Board accepts bid to lease USA Stadium Complex

Share on facebook
Share on twitter
Share on email

By Bill Short

The Millington Board of Mayor and Aldermen unanimously adopted a resolution this week to accept a bid offered to lease and possibly purchase USA Stadium.

Board members took the action Monday night during their regular monthly meeting on a motion offered by Alderman Thomas McGhee and seconded by Alderman Jon Crisp.

Millington owns a combination of eight parcels totaling approximately 124 acres at 8 Babe Howard Ave., that are known as the USA Stadium Complex.

At an April 29 special called meeting, the board voted unanimously to declare the stadium “surplus property,” so it can be sold or leased.

The city advertised for bids on the property that would include the intended use and proposed lease or purchase terms.

The sole bid received was submitted by WBM LLC, which is doing business as Watazumi Beach Millington.

WBM has proposed a 10-year lease that includes its right to purchase the property at a specified price at any time during the life of the lease.

The company plans to create a “multi-dimensional family entertainment venue” on the property. It will include swimming areas, water slides, lazy rivers, ziplines and ropes courses, as well as hosting events such as the Flag City Freedom Celebration and the International Goat Days Festival.

WBM will allow all scheduled baseball games to be played this year at the stadium. It will also honor all other events already contracted in 2019, unless they interfere with the company’s immediate construction plans.

Millington has always viewed the USA Stadium Complex as a method of bringing visitors to the city to use its hotels, restaurants and other stores.

But it operates the stadium along with other activities that annually cost a total of approximately $150,000 more than related revenues collected.

The board has determined that the property is in need of “significant renovations and/or maintenance” that would “place a further burden” on the city’s resources.

So, it decided to reduce the “taxpayer burden” by encouraging private owners to further develop the property as a “recreational area.”

In a related action, the board unanimously passed an ordinance on final reading that creates an Entertainment Recreation zoning district for the planned construction of a water park.

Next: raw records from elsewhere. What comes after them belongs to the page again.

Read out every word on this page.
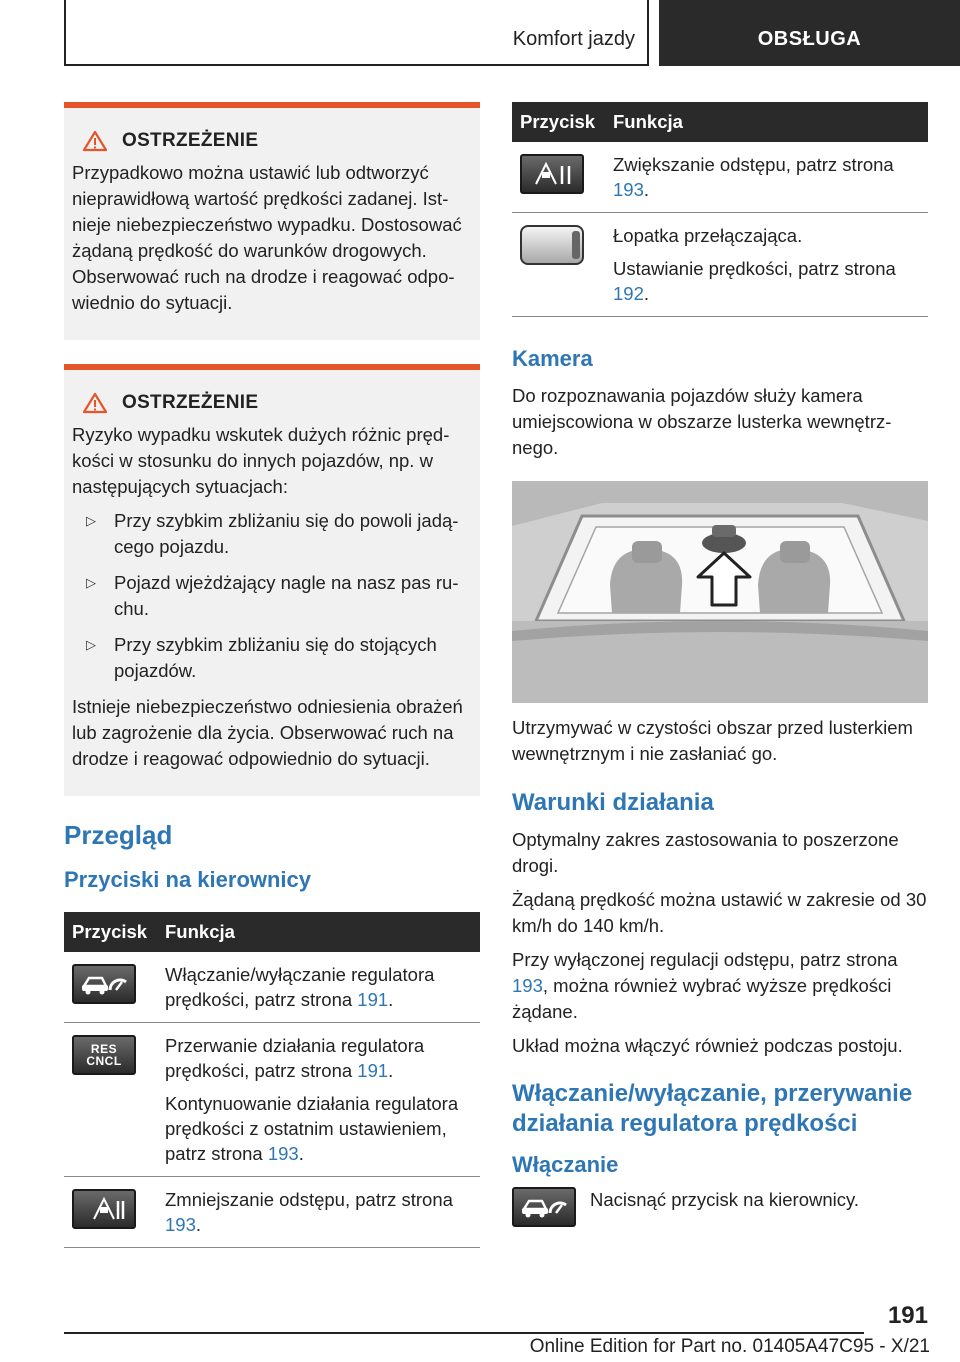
Komfort jazdy	OBSŁUGA
OSTRZEŻENIE

Przypadkowo można ustawić lub odtworzyć nieprawidłową wartość prędkości zadanej. Istnieje niebezpieczeństwo wypadku. Dostosować żądaną prędkość do warunków drogowych. Obserwować ruch na drodze i reagować odpowiednio do sytuacji.

OSTRZEŻENIE

Ryzyko wypadku wskutek dużych różnic prędkości w stosunku do innych pojazdów, np. w następujących sytuacjach:

▷ Przy szybkim zbliżaniu się do powoli jadącego pojazdu.
▷ Pojazd wjeżdżający nagle na nasz pas ruchu.
▷ Przy szybkim zbliżaniu się do stojących pojazdów.

Istnieje niebezpieczeństwo odniesienia obrażeń lub zagrożenie dla życia. Obserwować ruch na drodze i reagować odpowiednio do sytuacji.

Przegląd
Przyciski na kierownicy
Przycisk	Funkcja

Włączanie/wyłączanie regulatora prędkości, patrz strona 191.

RES CNCL	Przerwanie działania regulatora prędkości, patrz strona 191.

Kontynuowanie działania regulatora prędkości z ostatnim ustawieniem, patrz strona 193.

Zmniejszanie odstępu, patrz strona 193.

Przycisk	Funkcja

Zwiększanie odstępu, patrz strona 193.

	Łopatka przełączająca.

Ustawianie prędkości, patrz strona 192.

Kamera

Do rozpoznawania pojazdów służy kamera umiejscowiona w obszarze lusterka wewnętrznego.

Utrzymywać w czystości obszar przed lusterkiem wewnętrznym i nie zasłaniać go.

Warunki działania

Optymalny zakres zastosowania to poszerzone drogi.

Żądaną prędkość można ustawić w zakresie od 30 km/h do 140 km/h.

Przy wyłączonej regulacji odstępu, patrz strona 193, można również wybrać wyższe prędkości żądane.

Układ można włączyć również podczas postoju.

Włączanie/wyłączanie, przerywanie działania regulatora prędkości
Włączanie

Nacisnąć przycisk na kierownicy.

191
Online Edition for Part no. 01405A47C95 - X/21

The ordinance was unanimously passed on first reading at the April 29 special meeting after it was recommended by the Millington Municipal Planning Commission.

Charles Goforth, planning consultant for the city, told the commission at its April 15 meeting that Millington had been approached by a company that wants to build a water park here, and it was “looking at various sites.” But he noted that the city did not have a zoning district designated for that use.